This soup is sooo good, you’ll want it for lunch the next day! I love these 1 pot meals that are easy to put together and serve. If you’ve got cabbage growing in your garden right now this will be amazing. Cabbage roll soup is a go to for us all winter. Let me know what you think 🙂
Preparation time: 15 minutes
Cooking time: About 25 minutes
Makes: 10-12 servings
1 lb. lean ground beef
3 Tbsp. olive oil
1 onion diced
1 medium celery rib, diced
2 small carrots, diced
2 large garlic clove, minced
8 cups chicken or vegetable stock
5 cups chopped green cabbage
1 (14 oz.) can diced tomatos, fresh or frozen tomatoes work too with tomato paste
1 tsp Worstishire
1/3 cup uncooked quinoa (optional)
1 Cup Sauerkraut or 2 TBS apple cider vinigar
salt and freshly ground black pepper to taste
2 Tbsp chopped fresh parsley
- Place the oil in a large pot set over medium heat.

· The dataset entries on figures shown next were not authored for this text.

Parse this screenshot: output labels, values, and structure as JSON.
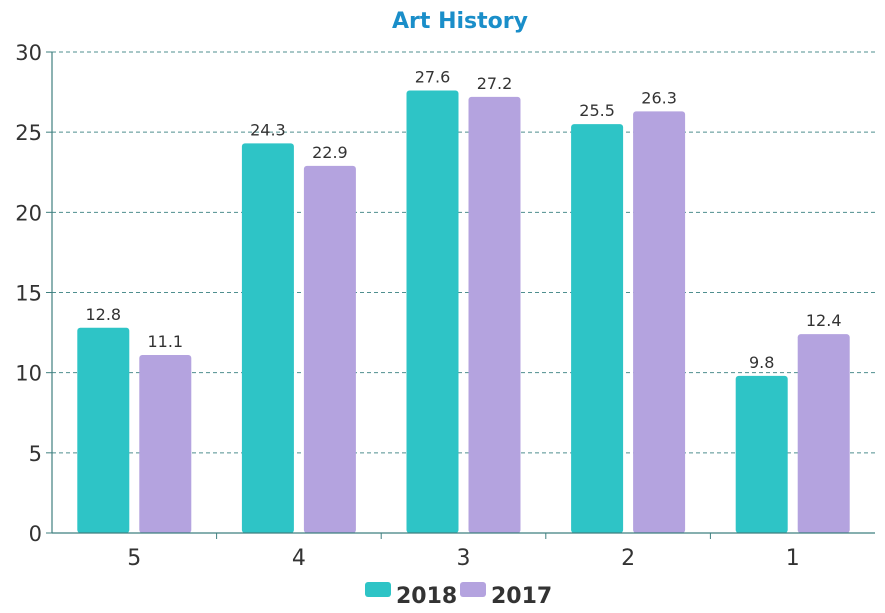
{
  "chart_data": {
    "type": "bar",
    "title": "Art History",
    "xlabel": "",
    "ylabel": "",
    "categories": [
      "5",
      "4",
      "3",
      "2",
      "1"
    ],
    "series": [
      {
        "name": "2018",
        "values": [
          12.8,
          24.3,
          27.6,
          25.5,
          9.8
        ],
        "color": "#2ec4c6"
      },
      {
        "name": "2017",
        "values": [
          11.1,
          22.9,
          27.2,
          26.3,
          12.4
        ],
        "color": "#b4a3df"
      }
    ],
    "ylim": [
      0,
      30
    ],
    "yticks": [
      0,
      5,
      10,
      15,
      20,
      25,
      30
    ],
    "grid": true,
    "legend_position": "bottom",
    "title_color": "#1a8ec9",
    "axis_color": "#3f7f7f",
    "grid_color": "#4f8f8f"
  }
}
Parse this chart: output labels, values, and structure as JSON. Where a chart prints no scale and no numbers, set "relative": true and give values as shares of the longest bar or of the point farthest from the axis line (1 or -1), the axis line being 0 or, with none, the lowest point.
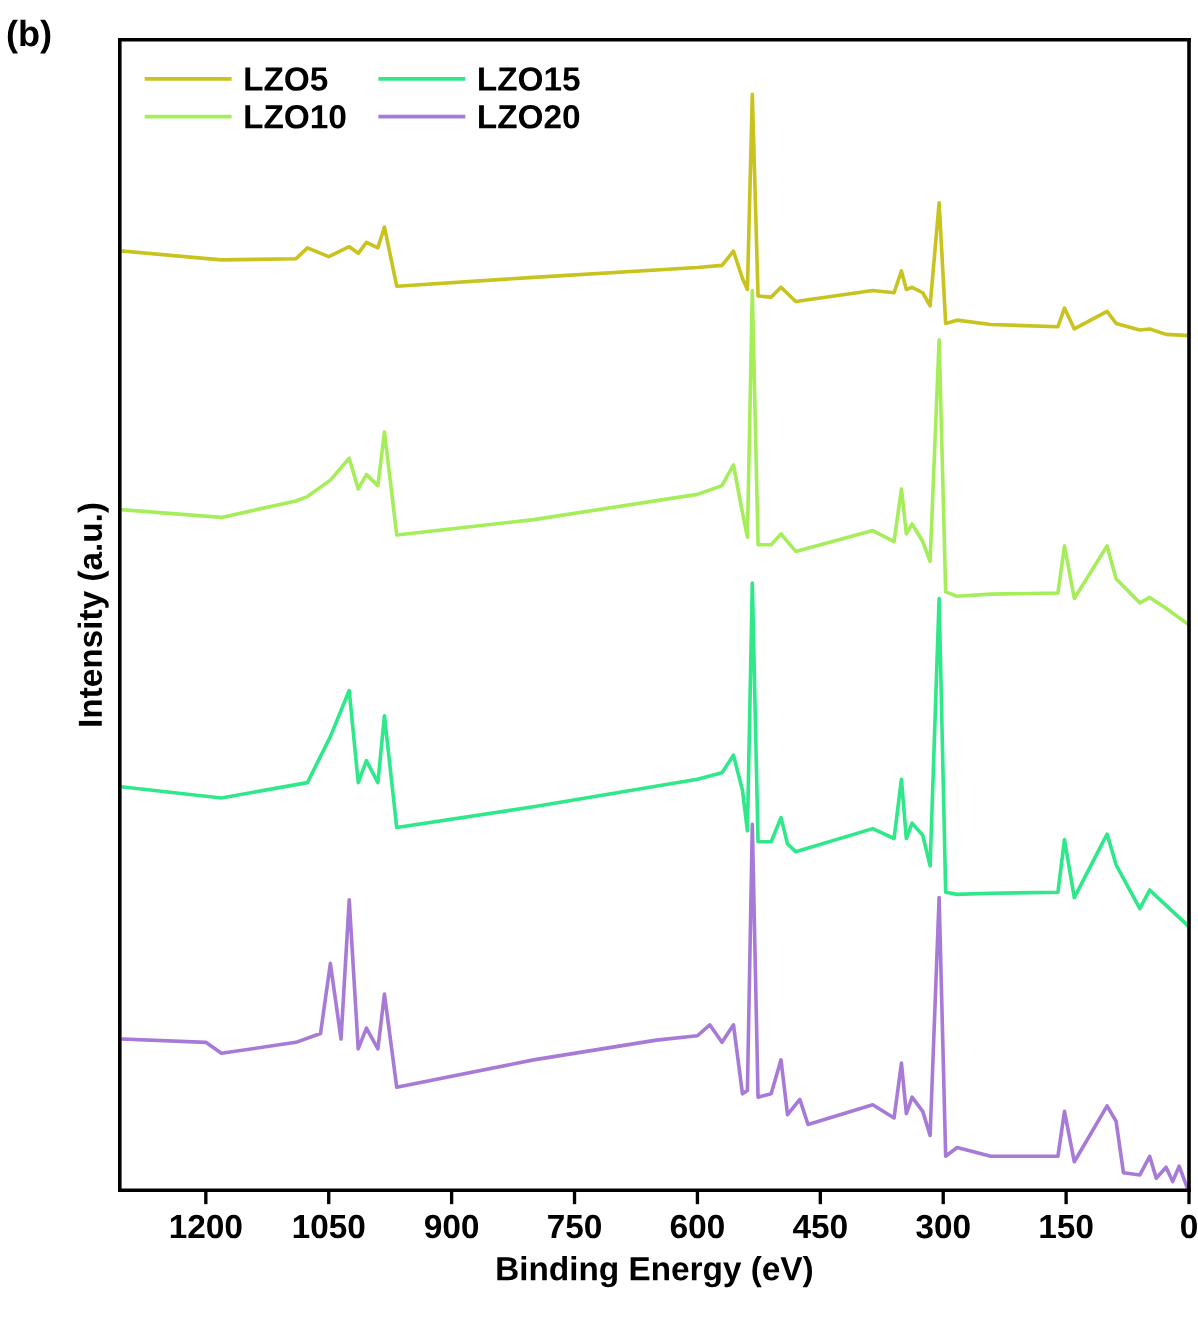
{
  "chart_data": {
    "type": "line",
    "xlabel": "Binding Energy (eV)",
    "ylabel": "Intensity (a.u.)",
    "annotations": [
      "(b)"
    ],
    "relative": true,
    "xlim": [
      1305,
      0
    ],
    "xticks": [
      1200,
      1050,
      900,
      750,
      600,
      450,
      300,
      150,
      0
    ],
    "legend": "top left",
    "grid": false,
    "line_style": "solid",
    "series": [
      {
        "name": "LZO5",
        "color": "#c8c31e",
        "x": [
          1301,
          1181,
          1090,
          1076,
          1050,
          1025,
          1014,
          1004,
          990,
          982,
          967,
          800,
          600,
          570,
          556,
          545,
          539,
          533,
          526,
          510,
          498,
          480,
          386,
          360,
          351,
          345,
          338,
          325,
          316,
          305,
          297,
          283,
          242,
          160,
          152,
          140,
          100,
          89,
          60,
          48,
          28,
          2
        ],
        "values": [
          0.857,
          0.849,
          0.85,
          0.86,
          0.852,
          0.861,
          0.855,
          0.865,
          0.86,
          0.879,
          0.825,
          0.833,
          0.842,
          0.844,
          0.857,
          0.832,
          0.822,
          1.0,
          0.816,
          0.815,
          0.824,
          0.811,
          0.821,
          0.819,
          0.839,
          0.822,
          0.824,
          0.819,
          0.807,
          0.901,
          0.791,
          0.794,
          0.79,
          0.788,
          0.805,
          0.786,
          0.802,
          0.791,
          0.785,
          0.786,
          0.781,
          0.78
        ]
      },
      {
        "name": "LZO10",
        "color": "#a5ee5a",
        "x": [
          1301,
          1181,
          1090,
          1076,
          1048,
          1025,
          1014,
          1004,
          990,
          982,
          967,
          800,
          600,
          570,
          556,
          545,
          539,
          533,
          526,
          510,
          498,
          480,
          386,
          360,
          351,
          345,
          338,
          325,
          316,
          305,
          297,
          283,
          242,
          160,
          152,
          140,
          100,
          89,
          60,
          48,
          28,
          2
        ],
        "values": [
          0.621,
          0.614,
          0.629,
          0.633,
          0.648,
          0.668,
          0.64,
          0.653,
          0.643,
          0.692,
          0.598,
          0.612,
          0.635,
          0.643,
          0.662,
          0.618,
          0.596,
          0.821,
          0.589,
          0.589,
          0.599,
          0.583,
          0.602,
          0.592,
          0.64,
          0.599,
          0.608,
          0.592,
          0.574,
          0.776,
          0.546,
          0.542,
          0.544,
          0.545,
          0.588,
          0.54,
          0.588,
          0.558,
          0.536,
          0.541,
          0.531,
          0.517
        ]
      },
      {
        "name": "LZO15",
        "color": "#2ee88a",
        "x": [
          1301,
          1181,
          1076,
          1048,
          1025,
          1014,
          1004,
          990,
          982,
          967,
          800,
          600,
          570,
          556,
          545,
          539,
          533,
          526,
          510,
          498,
          490,
          480,
          386,
          360,
          351,
          345,
          338,
          325,
          316,
          305,
          297,
          283,
          242,
          160,
          152,
          140,
          100,
          89,
          60,
          48,
          28,
          2
        ],
        "values": [
          0.368,
          0.358,
          0.372,
          0.414,
          0.456,
          0.372,
          0.392,
          0.372,
          0.433,
          0.331,
          0.35,
          0.375,
          0.381,
          0.397,
          0.365,
          0.328,
          0.554,
          0.318,
          0.318,
          0.34,
          0.316,
          0.309,
          0.33,
          0.321,
          0.375,
          0.321,
          0.335,
          0.324,
          0.296,
          0.54,
          0.272,
          0.27,
          0.271,
          0.272,
          0.32,
          0.267,
          0.325,
          0.297,
          0.257,
          0.274,
          0.26,
          0.242
        ]
      },
      {
        "name": "LZO20",
        "color": "#a87ad8",
        "x": [
          1301,
          1200,
          1181,
          1090,
          1060,
          1048,
          1035,
          1025,
          1014,
          1004,
          990,
          982,
          967,
          800,
          650,
          600,
          585,
          570,
          556,
          545,
          539,
          533,
          526,
          510,
          498,
          490,
          475,
          465,
          386,
          360,
          351,
          345,
          338,
          325,
          316,
          305,
          297,
          283,
          242,
          160,
          152,
          140,
          100,
          89,
          80,
          60,
          48,
          40,
          28,
          20,
          12,
          2
        ],
        "values": [
          0.138,
          0.135,
          0.125,
          0.135,
          0.143,
          0.207,
          0.138,
          0.265,
          0.129,
          0.148,
          0.129,
          0.179,
          0.094,
          0.119,
          0.137,
          0.141,
          0.151,
          0.135,
          0.151,
          0.088,
          0.091,
          0.334,
          0.085,
          0.088,
          0.119,
          0.069,
          0.083,
          0.06,
          0.078,
          0.066,
          0.116,
          0.07,
          0.085,
          0.072,
          0.05,
          0.267,
          0.031,
          0.039,
          0.031,
          0.031,
          0.072,
          0.026,
          0.077,
          0.063,
          0.016,
          0.014,
          0.031,
          0.011,
          0.021,
          0.008,
          0.022,
          0.002
        ]
      }
    ]
  }
}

- Lightly brown ground beef
- Add the onion, celery, carrot and garlic and cook 3 to 4 minutes to soften.
- Add the stock, cabbage, tomatoes, and bring to a slow simmer.
- Stir in the quinoa
- Simmer soup 15 to 18 minutes, or until the cabbage and quinoa are tender.
- Taste the soup and season with salt and pepper.
- Stir in the parsley and sauerkraut, serve.